By 08:55 ET (12.55 GMT), the U.S. crude futures traded 1.6% lower at $81.39 a barrel and the Brent Oil Futures contract dropped 1.4% to $86.16 a barrel.
Caution ahead of Fed decision
The crude market has slipped lower Wednesday, weighed by a stronger dollar as investors braced for the U.S. Federal Reserve's interest rate policy announcement later in the day.
While the Fed is widely expected to maintain interest rates at elevated levels, hotter-than-expected U.S. inflation data over the last couple of weeks have raised concerns that central officials could take a more hawkish stance regarding future rate cuts.
This has boosted the U.S. dollar, which traded close to two-week highs earlier Wednesday, making crude more expensive for buyers using other currencies.
Tight global supplies
That said, both contracts remained close to their highest levels since November, having rallied sharply in recent sessions amid growing signs of tighter global supplies, especially after Ukrainian strikes on key Russian fuel refineries shut down production capacity.
Additionally, some members of the Organization of Petroleum Exporting Countries signaled they will reduce production in the coming months, with the cartel also maintaining its current pace of supply cuts until June.
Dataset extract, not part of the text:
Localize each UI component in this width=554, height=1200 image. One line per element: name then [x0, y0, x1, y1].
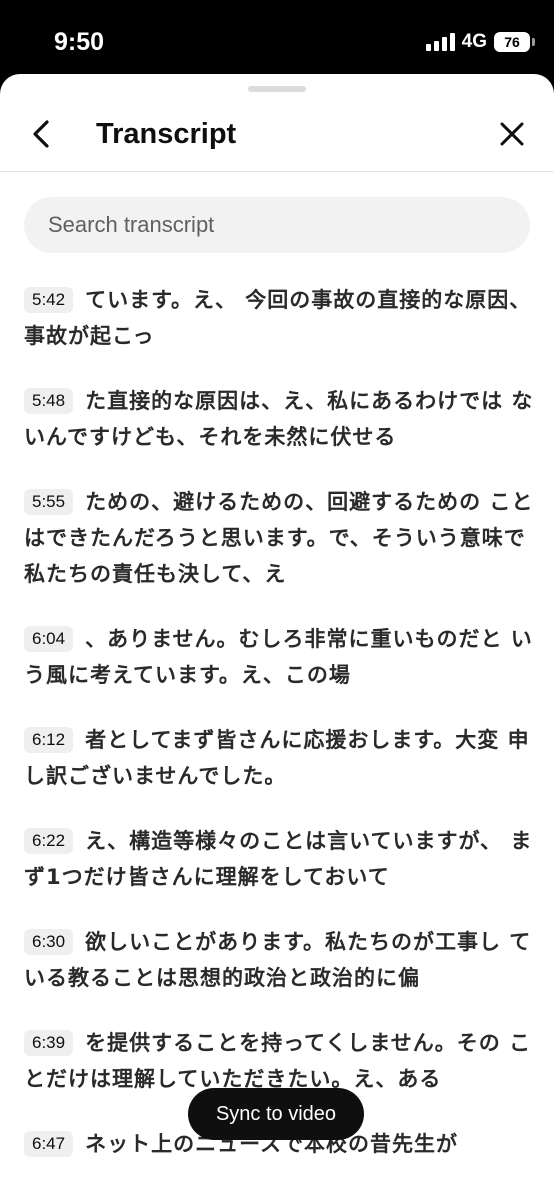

"Supply risks surrounding Russian refined products continue to provide support at a time when the market is set to tighten following the rollover of additional voluntary cuts from OPEC+ into 2Q24," analysts at ING said, in a note.
"This expected tightening is reflected in the forward curve which is trading in deeper backwardation."
On the demand front, U.S. crude demand is expected to increase as major refineries resume production after an extended break. Chinese fuel demand was also seen improving during the Lunar New Year holiday, although the pace of growth in China’s oil imports slowed.
US inventories unexpectedly shrink - API
Data from the American Petroleum Institute, released Tuesday, showed that U.S. crude inventories shrank 1.5 million barrels in the week to March 22, ducking expectations for a small build.
The reading potentially marks a second straight week of draws in U.S. inventories, and comes amid increased refinery activity. A sustained drop in gasoline inventories also pointed to improving fuel demand after a winter lull.
The API data usually heralds a similar reading from official inventory data, which is due later on Wednesday. A sustained decline in U.S. inventories also fed into expectations of tighter global supplies, especially amid rising gas prices in the world’s biggest fuel consumer.